Je reviens maintenant et plus simplement à la lettre à mon Ferdinand.
Louis, mon vieux copain, le Destouches de notre jeunesse, de nos espoirs, de notre vie pleine de vie, de nos enthousiasmes, aussi bien ceux de l’esprit que les autres plus bas dont nous parlions toujours avec déchaînement !
Toi qui oses dire à Robert Poulet que tu étais « bourgeois » à Rennes, années 1920 ! lequel Poulet écrit tout un chapitre sur « Céline bourgeois » !
Anarchiste déjà tu étais, Louis. Brutal, aux aspects puérils, révolutionnaires, égalitaires, oui !
Mais tu racontes des âneries sur ton beau-père le professeur Follet, qui était un notable, c’est exact, mais qui ne t’a jamais demandé d’en être un autre. Il te connaissait, comme Edith et nous autres te connaissions bien, comme tu as toujours été, ennemi du conformisme, que ce soit dans les manières, dans les paroles ou dans l’habillement. Ton entrée dans un salon rennais faisait sensation. Le chapeau genre cow-boy sur l’oreille, tu disais salut à la ronde, et une fois assis on ne voyait que tes gros souliers. L’homme aux gros souliers, disait ma petite Jacqueline tout enfant !
Et tu avais, écris-tu, la « baraque » du beau-père sur le dos ? C’est à dire la direction de sa clinique de chirurgie ? Quel culot !… Par contre, ne dirigeais-tu pas la conscience de certaines bonnes amies de l’entourage de la famille ? Ça oui !
Non, Louis, tel ils t’ont connu les autres, après, même ceux de la fin, tel tu étais déjà à vingt ans ! Effarant de curiosité, versatile, blagueur, grossier, irritable, mythomane et génial ! Et paradoxal. Ne t’ai-je pas entendu dire à plusieurs reprises dans ton cinquième de la rue Girardon en 1941-1942 : « Moi, je prouverai que Hitler est juif ! »
Quelle instabilité ! A peine entré dans un cinéma, dans un café, que sorti ! A peine tenant une fille qu’il en fallait une autre, et souvent sans y toucher. A peine écrite une demi-page ? le style, le destinataire et l’idée changeaient, mêlant le meilleur et le pire.
« L’enfant du peuple transporté soudain dans un milieu au-dessus de sa condition. » Non, Monsieur Poulet, vous ne l’avez pas connu. Louis Destouches a toujours été près du peuple, mais au-dessus de la « condition ». Là où il respirait, c’était pour tous autour de lui, du peuple ou de la « condition », une stupéfaction, un saisissement, une admiration.
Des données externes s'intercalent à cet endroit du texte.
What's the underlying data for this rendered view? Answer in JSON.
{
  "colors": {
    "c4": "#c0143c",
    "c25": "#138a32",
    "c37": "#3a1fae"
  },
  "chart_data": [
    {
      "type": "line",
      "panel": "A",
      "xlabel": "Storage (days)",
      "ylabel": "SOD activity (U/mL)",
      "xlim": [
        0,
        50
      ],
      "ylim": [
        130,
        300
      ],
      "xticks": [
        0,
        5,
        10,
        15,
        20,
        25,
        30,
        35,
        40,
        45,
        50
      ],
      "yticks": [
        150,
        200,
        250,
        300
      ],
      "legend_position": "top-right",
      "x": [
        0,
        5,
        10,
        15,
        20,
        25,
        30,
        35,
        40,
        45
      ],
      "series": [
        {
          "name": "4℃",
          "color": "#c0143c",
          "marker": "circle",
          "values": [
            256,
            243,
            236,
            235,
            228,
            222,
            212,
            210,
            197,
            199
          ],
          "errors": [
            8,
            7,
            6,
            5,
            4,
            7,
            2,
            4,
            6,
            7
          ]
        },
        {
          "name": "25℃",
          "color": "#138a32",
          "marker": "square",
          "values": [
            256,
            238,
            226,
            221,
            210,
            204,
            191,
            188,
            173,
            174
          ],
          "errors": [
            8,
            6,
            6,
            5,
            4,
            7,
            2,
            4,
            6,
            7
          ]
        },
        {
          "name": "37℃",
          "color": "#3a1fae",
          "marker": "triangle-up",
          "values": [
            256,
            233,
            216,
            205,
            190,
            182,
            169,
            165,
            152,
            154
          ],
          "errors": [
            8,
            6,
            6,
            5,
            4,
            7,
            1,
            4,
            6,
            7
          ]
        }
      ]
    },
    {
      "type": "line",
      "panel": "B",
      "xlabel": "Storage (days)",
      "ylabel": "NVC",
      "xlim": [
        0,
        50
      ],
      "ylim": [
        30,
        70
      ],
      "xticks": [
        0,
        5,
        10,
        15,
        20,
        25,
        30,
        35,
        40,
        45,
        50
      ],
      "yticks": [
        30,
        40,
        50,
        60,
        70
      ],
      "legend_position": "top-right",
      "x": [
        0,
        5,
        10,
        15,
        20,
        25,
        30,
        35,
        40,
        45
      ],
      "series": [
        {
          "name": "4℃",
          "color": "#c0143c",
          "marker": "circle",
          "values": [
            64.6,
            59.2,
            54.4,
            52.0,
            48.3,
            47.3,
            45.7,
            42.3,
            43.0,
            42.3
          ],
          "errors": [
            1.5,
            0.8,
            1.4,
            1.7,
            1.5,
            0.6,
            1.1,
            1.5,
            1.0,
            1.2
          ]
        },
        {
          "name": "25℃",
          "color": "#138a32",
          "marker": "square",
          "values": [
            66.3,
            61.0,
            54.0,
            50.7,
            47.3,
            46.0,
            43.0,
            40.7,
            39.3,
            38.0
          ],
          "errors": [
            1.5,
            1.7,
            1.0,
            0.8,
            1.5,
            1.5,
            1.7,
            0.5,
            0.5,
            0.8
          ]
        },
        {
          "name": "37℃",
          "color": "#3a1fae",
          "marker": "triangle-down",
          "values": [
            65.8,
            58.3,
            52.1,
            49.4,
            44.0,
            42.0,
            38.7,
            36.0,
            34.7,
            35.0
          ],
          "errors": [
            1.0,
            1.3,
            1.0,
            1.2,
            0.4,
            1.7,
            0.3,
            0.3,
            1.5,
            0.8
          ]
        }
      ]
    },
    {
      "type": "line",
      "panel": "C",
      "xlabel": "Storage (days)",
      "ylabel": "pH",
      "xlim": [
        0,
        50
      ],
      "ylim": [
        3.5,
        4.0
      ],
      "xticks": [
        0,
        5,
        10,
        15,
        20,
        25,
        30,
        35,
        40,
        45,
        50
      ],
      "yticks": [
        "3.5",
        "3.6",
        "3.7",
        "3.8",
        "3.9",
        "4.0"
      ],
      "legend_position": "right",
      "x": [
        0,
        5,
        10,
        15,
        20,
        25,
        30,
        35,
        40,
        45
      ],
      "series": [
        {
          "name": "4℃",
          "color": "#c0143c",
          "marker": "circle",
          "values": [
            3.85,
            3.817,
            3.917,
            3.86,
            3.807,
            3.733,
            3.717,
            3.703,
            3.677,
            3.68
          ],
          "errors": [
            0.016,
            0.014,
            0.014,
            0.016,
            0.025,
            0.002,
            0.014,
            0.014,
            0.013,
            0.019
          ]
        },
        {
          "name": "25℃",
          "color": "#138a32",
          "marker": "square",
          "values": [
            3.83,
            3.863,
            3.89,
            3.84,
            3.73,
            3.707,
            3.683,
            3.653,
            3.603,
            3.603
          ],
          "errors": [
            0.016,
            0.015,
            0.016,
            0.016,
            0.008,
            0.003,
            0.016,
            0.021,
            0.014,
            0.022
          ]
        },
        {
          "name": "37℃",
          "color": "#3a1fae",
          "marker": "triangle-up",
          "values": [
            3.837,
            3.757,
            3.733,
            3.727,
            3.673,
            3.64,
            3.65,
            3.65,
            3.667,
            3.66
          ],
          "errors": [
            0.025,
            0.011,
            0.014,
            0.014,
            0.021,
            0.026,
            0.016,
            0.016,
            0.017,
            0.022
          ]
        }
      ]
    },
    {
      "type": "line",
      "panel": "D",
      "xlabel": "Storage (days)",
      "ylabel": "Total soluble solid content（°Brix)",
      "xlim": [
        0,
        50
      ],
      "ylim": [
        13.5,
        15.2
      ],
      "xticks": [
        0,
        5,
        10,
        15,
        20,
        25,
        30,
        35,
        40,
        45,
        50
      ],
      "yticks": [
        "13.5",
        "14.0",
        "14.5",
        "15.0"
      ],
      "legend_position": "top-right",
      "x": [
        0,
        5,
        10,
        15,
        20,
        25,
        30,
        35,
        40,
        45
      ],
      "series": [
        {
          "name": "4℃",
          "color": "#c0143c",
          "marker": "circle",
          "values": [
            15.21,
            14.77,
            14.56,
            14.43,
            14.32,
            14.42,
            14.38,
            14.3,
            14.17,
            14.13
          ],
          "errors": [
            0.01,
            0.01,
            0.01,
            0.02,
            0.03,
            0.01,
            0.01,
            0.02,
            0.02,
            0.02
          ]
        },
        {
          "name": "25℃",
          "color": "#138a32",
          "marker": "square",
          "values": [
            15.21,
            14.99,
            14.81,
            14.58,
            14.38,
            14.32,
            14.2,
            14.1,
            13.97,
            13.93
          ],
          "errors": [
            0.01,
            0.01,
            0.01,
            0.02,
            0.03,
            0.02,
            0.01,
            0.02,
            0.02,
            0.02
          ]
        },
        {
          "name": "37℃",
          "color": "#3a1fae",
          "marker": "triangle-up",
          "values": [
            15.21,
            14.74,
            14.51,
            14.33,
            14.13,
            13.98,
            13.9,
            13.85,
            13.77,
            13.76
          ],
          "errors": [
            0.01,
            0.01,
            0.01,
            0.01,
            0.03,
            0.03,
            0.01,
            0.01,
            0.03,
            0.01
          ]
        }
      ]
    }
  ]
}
Edith la première était subjuguée.
Comédien, oui, Bardamu carnaval, tu étais un comédien né. Avec un cerveau moins rempli et moins brillant, tu aurais fait un excellent acteur. Et ceux qui comme moi te pénétraient, voyaient à ton visage, à tes yeux légèrement rieurs, à une petite moue des lèvres, que tu ne croyais pas un mot de ce que tu nous racontais ! mon ironique !… Quand devant moi, à Meudon, tu montrais à tes visiteurs le banc de bois sur lequel s’asseyait ta mère pour ravauder, je n’ai rien dit, mais je riais en dedans. Vieux farceur, va !
Céline, dans le Robert Poulet, crache sur « ses » familles, et cela fait joliment bien, trente ans après ! Il continue son rôle, le comédien ; on le lui fera jouer jusqu’au bout, jusqu’au bout de la vie !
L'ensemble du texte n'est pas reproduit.